Statu quo – Luis DE LION

IMG_2425 Luis DE LION

Nicolás Maduro sigue siendo el hombre de las victorias estrechas, pero el del poder más amplio.

El panorama se oscurece aún más, ante ésta suerte de, statu quo derivado de los resultados electorales. ¿La oposición está dando círculos concéntricos? En noviembre 2008, en las regionales, la oposición fue clara mayoría en los principales centros urbanos. Para la época, las principales ciudades del país dieron la espalda a Hugo Chávez, y se hablaba de nueva geometría del poder en razón de los éxitos de la oposición en las grandes ciudades. ¿Qué pasó? ¿Va y vuelve? ¿Para cuándo una consolidación?

Ni avalancha, ni remate. Ni plebiscito, ni abstencionismo. Statu quo.

Una situación políticamente surrealista, en la que el régimen se comporta cual surfista suicida montado en la ola de un tsunami, y el liderazgo opositor que evoca un “país dividido”.

A decir de las cifras presentadas por el CNE, sobre el papel nos parecemos mucho a las grandes democracias occidentales, las cuales funcionan en perfecto equilibrio institucional, promediando una suerte de fifty-fifty entre izquierda y derecha o entre demócratas y conservadores.

Pero se trata de un balance inexistente en la Venezuela actual, en consecuencia la tesis del país dividido en dos mitades es irreal. Hay un país confrontado, como producto de una política de Estado. La otra mitad, la de los demócratas, no cuenta con ninguna institución que la ampare, no tiene espacio alguno, ninguna instancia, ninguna fuerza política real.

No hay tal división. Hay abuso, sometimiento, descaro y persecución.

La noche del domingo, Capriles, emitió un discurso de homeopatía política. No supo o no quiso, darle al momentum la necesaria carga política. Su discurso debió ser desafiante, exigente, buscando imponerse políticamente. Capriles debió exigir se desactivara el artefacto del Plan de la Patria. Capriles sabe que los nuevos alcaldes disponen de muy pocas o de ninguna herramienta para sus respectivas gestiones. Capriles debió exigir, la libertad de todos los presos políticos. No lo hizo.

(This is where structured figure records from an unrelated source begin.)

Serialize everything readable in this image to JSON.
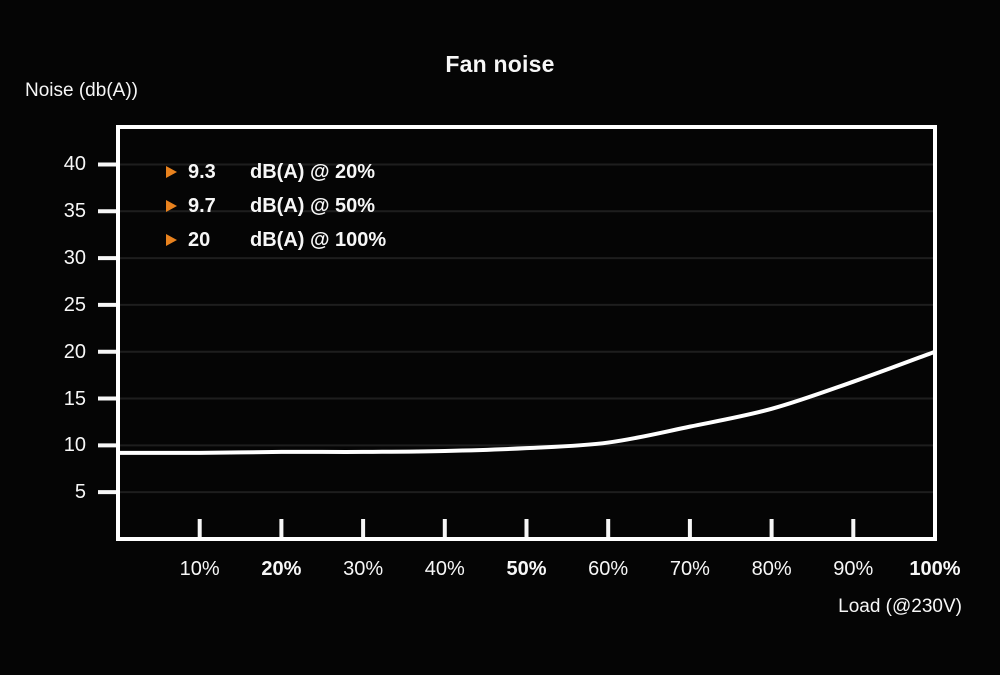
{
  "colors": {
    "background": "#050505",
    "foreground": "#f7f7f7",
    "gridline": "#1e1e1e",
    "curve": "#ffffff",
    "accent_orange": "#e8821e"
  },
  "chart_data": {
    "type": "line",
    "title": "Fan noise",
    "ylabel": "Noise (db(A))",
    "xlabel": "Load (@230V)",
    "x": [
      0,
      10,
      20,
      30,
      40,
      50,
      60,
      70,
      80,
      90,
      100
    ],
    "y": [
      9.2,
      9.2,
      9.3,
      9.3,
      9.4,
      9.7,
      10.3,
      12.0,
      13.9,
      16.8,
      20.0
    ],
    "series_name": "Fan noise",
    "xlim": [
      0,
      100
    ],
    "ylim": [
      0,
      44
    ],
    "yticks": [
      5,
      10,
      15,
      20,
      25,
      30,
      35,
      40
    ],
    "xticks": [
      {
        "label": "10%",
        "value": 10,
        "bold": false
      },
      {
        "label": "20%",
        "value": 20,
        "bold": true
      },
      {
        "label": "30%",
        "value": 30,
        "bold": false
      },
      {
        "label": "40%",
        "value": 40,
        "bold": false
      },
      {
        "label": "50%",
        "value": 50,
        "bold": true
      },
      {
        "label": "60%",
        "value": 60,
        "bold": false
      },
      {
        "label": "70%",
        "value": 70,
        "bold": false
      },
      {
        "label": "80%",
        "value": 80,
        "bold": false
      },
      {
        "label": "90%",
        "value": 90,
        "bold": false
      },
      {
        "label": "100%",
        "value": 100,
        "bold": true
      }
    ],
    "grid": "horizontal",
    "legend_position": "top-left-inside",
    "annotations": [
      {
        "value": "9.3",
        "text": "dB(A) @ 20%"
      },
      {
        "value": "9.7",
        "text": "dB(A) @ 50%"
      },
      {
        "value": "20",
        "text": "dB(A) @ 100%"
      }
    ]
  }
}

En lo que pareció el discurso de un político cansado y en retirada, le siguieron comentarios de opinión en los que se ponía al ventajismo oficial como razón principal de ésta nueva derrota opositora. Instalándose así una suerte de conformismo en la opinión pública. Insurgió tarde esa misma noche, la expresión “joyas de la corona” respecto a la derrota oficialista en Barinas, olvidando que en las presidenciales del 14A Maduro ya había perdido en Barinas. En política, el conformismo es una enfermedad huérfana.

Tampoco se debió celebrar el haber vencido a los bates quebrados de Pirela, Villegas, Valenilla y Azuaje, entre otros. Más decoro y autoestima merecen los demócratas. El 23 de noviembre 2008, Diosdado Cabello, Aristóbulo Istúriz, Jessi Chacón y Mario Silva, también fueron derrotados.

Dicho esto, se impone en la MUD, o como se llame la figura que va a reemplazarla, la presencia de lobbystas en todos los ámbitos del país. Ya basta de periodistas “caprilistas”. La vocería de la MUD no puede seguir en manos de histéricos y de mediáticos. Debe subirse el nivel de la retórica política.

La MUD necesita acercarse a los contrapoderes. No estigmatizarlos, ni dejar el trabajo en manos de contratistas. La MUD debió hace rato irse hacia el centro. Maduro lo hizo y no le fue tan mal.

En fin, la MUD, debe dejar de lado sus complejos. A menos que, la denominación MUD, también se quede en el statu quo.